In an earlier post regarding this book’s imminent debut, it was noted that the series is essentially a fanfic AU written by someone who wants to get Kyon and Yuki together, just like you see with the infinite Harry/Hermione or Zuko/Katara fanfics on FFNet. And there’s honestly no denying it; that is exactly what this is. It’s light and fluffy fun, but it is essentially Haruhi with all the spiky bits filed off it. Everyone’s more agreeable, everyone’s more adaptable, and everyone’s simply happier. Including Yuki Sue… um, Yuki Nagato.

Now, this isn’t saying that this manga is horrible. I like it a lot. It’s simply saying that this manga is not particularly gripping or filled with tension. In essence, it’s not really a spinoff of the Haruhi series itself as it is a spinoff of the SD-manga spinoff Haruhi-chan. Various ideas from that series (Ryoko as an onee-sama type, though a comedic one; Nagato’s gaming habits; Haruhi going after Santa) are used in this AU, mostly to show off the author’s own preferences. But whereas in Haruhi-chan everything ends up being a setup for a punchline, here everything is a setup for an adorable heartwarming moment. Even the dramatic moments.
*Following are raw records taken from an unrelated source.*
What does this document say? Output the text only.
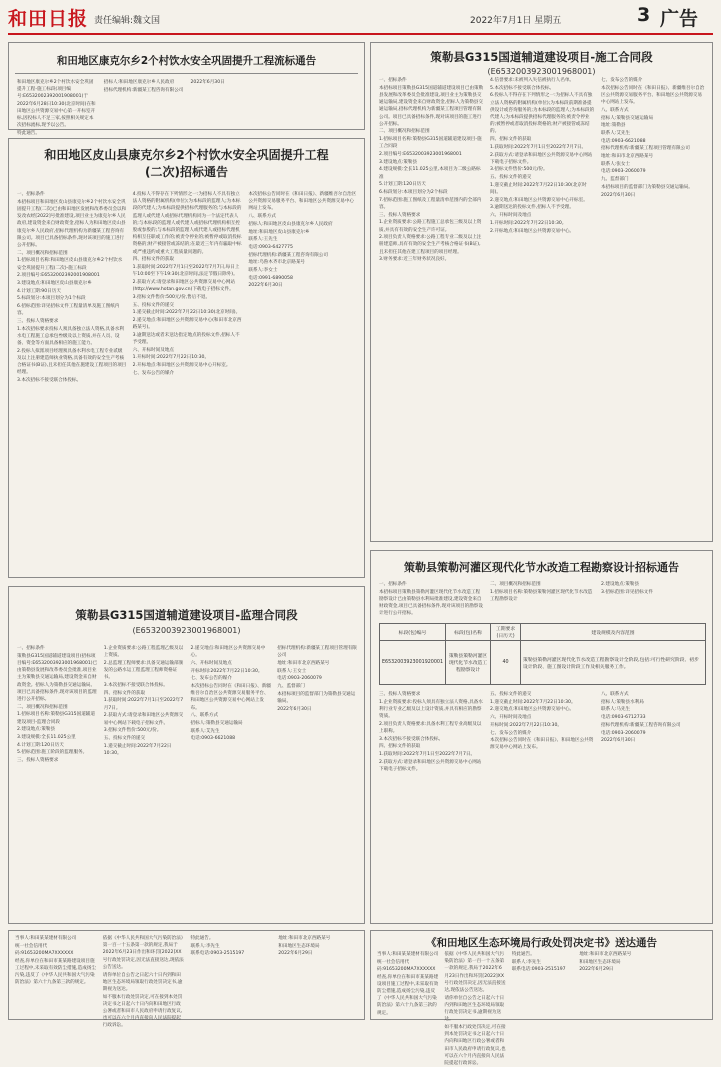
和田日报 责任编辑:魏文国	2022年7月1日 星期五	3 广告
和田地区康克尔乡2个村饮水安全巩固提升工程流标通告

和田地区康克尔乡2个村饮水安全巩固提升工程-施工标段(项目编号:E6532002392001908001)于2022年6月28日10:30(北京时间)在和田地区公共资源交易中心第一开标室开标,因投标人不足三家,按照相关规定本次招标流标,现予以公告。

特此通告。

招标人:和田地区康克尔乡人民政府

招标代理机构:新疆某工程咨询有限公司

2022年6月30日

和田地区皮山县康克尔乡2个村饮水安全巩固提升工程(二次)招标通告

一、招标条件

本招标项目和田地区皮山县康克尔乡2个村饮水安全巩固提升工程(二次)已由和田地区发展和改革委员会以和发改农经[2022]号批准建设,项目业主为康克尔乡人民政府,建设资金来自财政资金,招标人为和田地区皮山县康克尔乡人民政府,招标代理机构为新疆某工程咨询有限公司。项目已具备招标条件,现对该项目的施工进行公开招标。

二、项目概况和招标范围

1.招标项目名称:和田地区皮山县康克尔乡2个村饮水安全巩固提升工程(二次)-施工标段

2.项目编号:E6532002392001908001

3.建设地点:和田地区皮山县康克尔乡

4.计划工期:90日历天

5.标段划分:本项目划分为1个标段

6.招标范围:详见招标文件工程量清单及施工图纸内容。

三、投标人资格要求

1.本次招标要求投标人须具备独立法人资格,具备水利水电工程施工总承包叁级及以上资质,并在人员、设备、资金等方面具备相应的施工能力。

2.投标人拟派项目经理须具备水利水电工程专业贰级及以上注册建造师执业资格,具备有效的安全生产考核合格证书(B证),且未担任其他在施建设工程项目的项目经理。

3.本次招标不接受联合体投标。

4.投标人不得存在下列情形之一:为招标人不具有独立法人资格的附属机构(单位);为本标段的监理人;为本标段的代建人;为本标段提供招标代理服务的;与本标段的监理人或代建人或招标代理机构同为一个法定代表人的;与本标段的监理人或代建人或招标代理机构相互控股或参股的;与本标段的监理人或代建人或招标代理机构相互任职或工作的;被责令停业的;被暂停或取消投标资格的;财产被接管或冻结的;在最近三年内有骗取中标或严重违约或重大工程质量问题的。

四、招标文件的获取

1.获取时间:2022年7月1日至2022年7月7日,每日上午10:00至下午19:30(北京时间,法定节假日除外)。

2.获取方式:请登录和田地区公共资源交易中心网站(http://www.hotan.gov.cn)下载电子招标文件。

3.招标文件售价:500元/份,售后不退。

五、投标文件的递交

1.递交截止时间:2022年7月22日10:30(北京时间)。

2.递交地点:和田地区公共资源交易中心(和田市北京西路某号)。

3.逾期送达或者未送达指定地点的投标文件,招标人不予受理。

六、开标时间及地点

1.开标时间:2022年7月22日10:30。

2.开标地点:和田地区公共资源交易中心开标室。

七、发布公告的媒介

本次招标公告同时在《和田日报》、新疆维吾尔自治区公共资源交易服务平台、和田地区公共资源交易中心网站上发布。

八、联系方式

招标人:和田地区皮山县康克尔乡人民政府

地址:和田地区皮山县康克尔乡

联系人:王先生

电话:0903-6427775

招标代理机构:新疆某工程咨询有限公司

地址:乌鲁木齐市北京路某号

联系人:李女士

电话:0991-6890058

2022年6月30日

策勒县G315国道辅道建设项目-施工合同段
(E6532003923001968001)

一、招标条件

本招标项目策勒县G315国道辅道建设项目已由策勒县发展和改革委员会批准建设,项目业主为策勒县交通运输局,建设资金来自财政资金,招标人为策勒县交通运输局,招标代理机构为新疆某工程项目管理有限公司。项目已具备招标条件,现对该项目的施工进行公开招标。

二、项目概况和招标范围

1.招标项目名称:策勒县G315国道辅道建设项目-施工合同段

2.项目编号:E6532003923001968001

3.建设地点:策勒县

4.建设规模:全长11.025公里,本项目为二级公路标准

5.计划工期:120日历天

6.标段划分:本项目划分为2个标段

7.招标范围:施工图纸及工程量清单范围内的全部内容。

三、投标人资格要求

1.企业资质要求:公路工程施工总承包三级及以上资质,并具有有效的安全生产许可证。

2.项目负责人资格要求:公路工程专业二级及以上注册建造师,具有有效的安全生产考核合格证书(B证),且未担任其他在建工程项目的项目经理。

3.财务要求:近三年财务状况良好。

4.信誉要求:未被列入失信被执行人名单。

5.本次招标不接受联合体投标。

6.投标人不得存在下列情形之一:为招标人不具有独立法人资格的附属机构(单位);为本标段前期准备提供设计或咨询服务的;为本标段的监理人;为本标段的代建人;为本标段提供招标代理服务的;被责令停业的;被暂停或者取消投标资格的;财产被接管或冻结的。

四、招标文件的获取

1.获取时间:2022年7月1日至2022年7月7日。

2.获取方式:请登录和田地区公共资源交易中心网站下载电子招标文件。

3.招标文件售价:500元/份。

五、投标文件的递交

1.递交截止时间:2022年7月22日10:30(北京时间)。

2.递交地点:和田地区公共资源交易中心开标室。

3.逾期送达的投标文件,招标人不予受理。

六、开标时间及地点

1.开标时间:2022年7月22日10:30。

2.开标地点:和田地区公共资源交易中心。

七、发布公告的媒介

本次招标公告同时在《和田日报》、新疆维吾尔自治区公共资源交易服务平台、和田地区公共资源交易中心网站上发布。

八、联系方式

招标人:策勒县交通运输局

地址:策勒县

联系人:艾先生

电话:0903-6621088

招标代理机构:新疆某工程项目管理有限公司

地址:和田市北京西路某号

联系人:张女士

电话:0903-2060079

九、监督部门

本招标项目的监督部门为策勒县交通运输局。

2022年6月30日

策勒县策勒河灌区现代化节水改造工程勘察设计招标通告

一、招标条件

本招标项目策勒县策勒河灌区现代化节水改造工程勘察设计已由策勒县水利局批准建设,建设资金来自财政资金,项目已具备招标条件,现对该项目的勘察设计进行公开招标。

二、项目概况和招标范围

1.招标项目名称:策勒县策勒河灌区现代化节水改造工程勘察设计

2.建设地点:策勒县

3.招标范围:详见招标文件

标段(包)编号	标段(包)名称	工期要求(日历天)	建设规模及内容范围
E6532003923001920001	策勒县策勒河灌区现代化节水改造工程勘察设计	40	策勒县策勒河灌区现代化节水改造工程勘察设计全阶段,包括:可行性研究阶段、初步设计阶段、施工图设计阶段工作及相关服务工作。

三、投标人资格要求

1.企业资质要求:投标人须具有独立法人资格,具备水利行业专业乙级及以上设计资质,并具有相应的勘察资质。

2.项目负责人资格要求:具备水利工程专业高级及以上职称。

3.本次招标不接受联合体投标。

四、招标文件的获取

1.获取时间:2022年7月1日至2022年7月7日。

2.获取方式:请登录和田地区公共资源交易中心网站下载电子招标文件。

五、投标文件的递交

1.递交截止时间:2022年7月22日10:30。

2.递交地点:和田地区公共资源交易中心。

六、开标时间及地点

开标时间:2022年7月22日10:30。

七、发布公告的媒介

本次招标公告同时在《和田日报》、和田地区公共资源交易中心网站上发布。

八、联系方式

招标人:策勒县水利局

联系人:马先生

电话:0903-6712733

招标代理机构:新疆某工程咨询有限公司

电话:0903-2060079

2022年6月30日

策勒县G315国道辅道建设项目-监理合同段
(E6532003923001968001)

一、招标条件

策勒县G315国道辅道建设项目(招标项目编号:E6532003923001968001)已由策勒县发展和改革委员会批准,项目业主为策勒县交通运输局,建设资金来自财政资金。招标人为策勒县交通运输局。项目已具备招标条件,现对该项目的监理进行公开招标。

二、项目概况和招标范围

1.招标项目名称:策勒县G315国道辅道建设项目-监理合同段

2.建设地点:策勒县

3.建设规模:全长11.025公里

4.计划工期:120日历天

5.招标范围:施工阶段的监理服务。

三、投标人资格要求

1.企业资质要求:公路工程监理乙级及以上资质。

2.总监理工程师要求:具备交通运输部颁发的公路水运工程监理工程师资格证书。

3.本次招标不接受联合体投标。

四、招标文件的获取

1.获取时间:2022年7月1日至2022年7月7日。

2.获取方式:请登录和田地区公共资源交易中心网站下载电子招标文件。

3.招标文件售价:500元/份。

五、投标文件的递交

1.递交截止时间:2022年7月22日10:30。

2.递交地点:和田地区公共资源交易中心。

六、开标时间及地点

开标时间:2022年7月22日10:30。

七、发布公告的媒介

本次招标公告同时在《和田日报》、新疆维吾尔自治区公共资源交易服务平台、和田地区公共资源交易中心网站上发布。

八、联系方式

招标人:策勒县交通运输局

联系人:艾先生

电话:0903-6621088

招标代理机构:新疆某工程项目管理有限公司

地址:和田市北京西路某号

联系人:王女士

电话:0903-2060079

九、监督部门

本招标项目的监督部门为策勒县交通运输局。

2022年6月30日

《和田地区生态环境局行政处罚决定书》送达通告

当事人:和田某某建材有限公司

统一社会信用代码:91653200MA7XXXXXX

经查,你单位在和田市某某路建设项目施工过程中,未采取有效防尘措施,造成扬尘污染,违反了《中华人民共和国大气污染防治法》第六十九条第三款的规定。

依据《中华人民共和国大气污染防治法》第一百一十五条第一款的规定,我局于2022年6月23日作出和环罚[2022]XX号行政处罚决定,因无法直接送达,现依法公告送达。

请你单位自公告之日起六十日内到和田地区生态环境局领取行政处罚决定书,逾期视为送达。

如不服本行政处罚决定,可在接到本处罚决定书之日起六十日内向和田地区行政公署或者和田市人民政府申请行政复议,也可以在六个月内直接向人民法院提起行政诉讼。

特此通告。

联系人:李先生

联系电话:0903-2515197

地址:和田市北京西路某号

和田地区生态环境局

2022年6月29日

当事人:和田某某建材有限公司

统一社会信用代码:91653200MA7XXXXXX

经查,你单位在和田市某某路建设项目施工过程中,未采取有效防尘措施,造成扬尘污染,违反了《中华人民共和国大气污染防治法》第六十九条第三款的规定。

依据《中华人民共和国大气污染防治法》第一百一十五条第一款的规定,我局于2022年6月23日作出和环罚[2022]XX号行政处罚决定,因无法直接送达,现依法公告送达。

请你单位自公告之日起六十日内到和田地区生态环境局领取行政处罚决定书,逾期视为送达。

如不服本行政处罚决定,可在接到本处罚决定书之日起六十日内向和田地区行政公署或者和田市人民政府申请行政复议,也可以在六个月内直接向人民法院提起行政诉讼。

特此通告。

联系人:李先生

联系电话:0903-2515197

地址:和田市北京西路某号

和田地区生态环境局

2022年6月29日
This volume sees the introduction of Haruhi herself (as well as Koizumi, who is essentially a non-entity in this series). She’s not totally unrecognizable. She’s still trying to befriend aliens, time-travelers and espers, and will scream this out to anyone who asks. She’s still bulldozing through people to get her own way, and quickly takes up residence at the literature club even if she goes to a different school. and she’s not above using Kyon as her personal punching bag when a punching bag is needed. But she’s more mature than the Haruhi of the original series, and it’s striking that, even though we see her starting to fall for Kyon here, she’s not going to get all that jealous about it. Haruhi doesn’t have the power to change the world with a bad mood here, and it seems to have made her a better person.
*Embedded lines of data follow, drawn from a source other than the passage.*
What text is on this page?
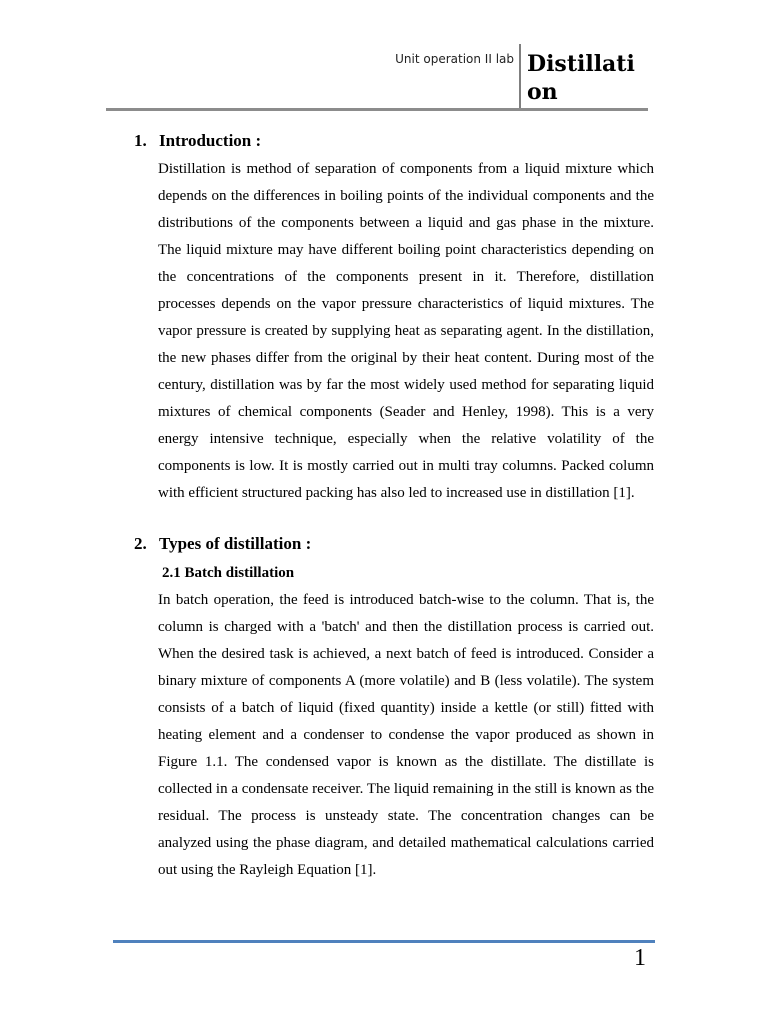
Unit operation II lab Distillation
1. Introduction :

Distillation is method of separation of components from a liquid mixture which depends on the differences in boiling points of the individual components and the distributions of the components between a liquid and gas phase in the mixture. The liquid mixture may have different boiling point characteristics depending on the concentrations of the components present in it. Therefore, distillation processes depends on the vapor pressure characteristics of liquid mixtures. The vapor pressure is created by supplying heat as separating agent. In the distillation, the new phases differ from the original by their heat content. During most of the century, distillation was by far the most widely used method for separating liquid mixtures of chemical components (Seader and Henley, 1998). This is a very energy intensive technique, especially when the relative volatility of the components is low. It is mostly carried out in multi tray columns. Packed column with efficient structured packing has also led to increased use in distillation [1].

2. Types of distillation :
2.1 Batch distillation

In batch operation, the feed is introduced batch-wise to the column. That is, the column is charged with a 'batch' and then the distillation process is carried out. When the desired task is achieved, a next batch of feed is introduced. Consider a binary mixture of components A (more volatile) and B (less volatile). The system consists of a batch of liquid (fixed quantity) inside a kettle (or still) fitted with heating element and a condenser to condense the vapor produced as shown in Figure 1.1. The condensed vapor is known as the distillate. The distillate is collected in a condensate receiver. The liquid remaining in the still is known as the residual. The process is unsteady state. The concentration changes can be analyzed using the phase diagram, and detailed mathematical calculations carried out using the Rayleigh Equation [1].

1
As for Yuki and Kyon, they continue to grow closer, much to Ryoko’s encouragement and chagrin. Valentine’s Day is in this volume, and of course there is chocolate to be made. This leads to what’s probably the best sequence of the book, where we’re led to believe that we will see a cliched misunderstanding lead to heartbreak. It’s not entirely out of the question – this manga isn’t all that original. But this Yuki is more of a ditz than a doormat, and the misunderstanding turns out to have been… well, a misunderstanding. And Haruhi, who’s no dummy and can clearly see that Yuki is head over heels for Kyon, challenges her to step up and go after him. In a genre where high school girls are so often cruel and heartless, it’s fantastic to see love rivals be open and honest.

The flaws I mentioned in Volume 1 are still here. The art simply isn’t all that great, though it’s getting better. And Kyon needs more snark desperately. But of course no one is particularly reading this book for Kyon, but for the moe cuteness. And in that respect, few things deliver on that promise like Nagato Yuki-chan. That said, I’m not sure the series can coast on cute fluffiness forever. I hope that the author comes up with a more serious arc by, say, Volume 4. (Foreshadowing: your key to quality literature.)

(Also, is it wrong of me to ship Haruhi/Ryoko? Cause I totally am.)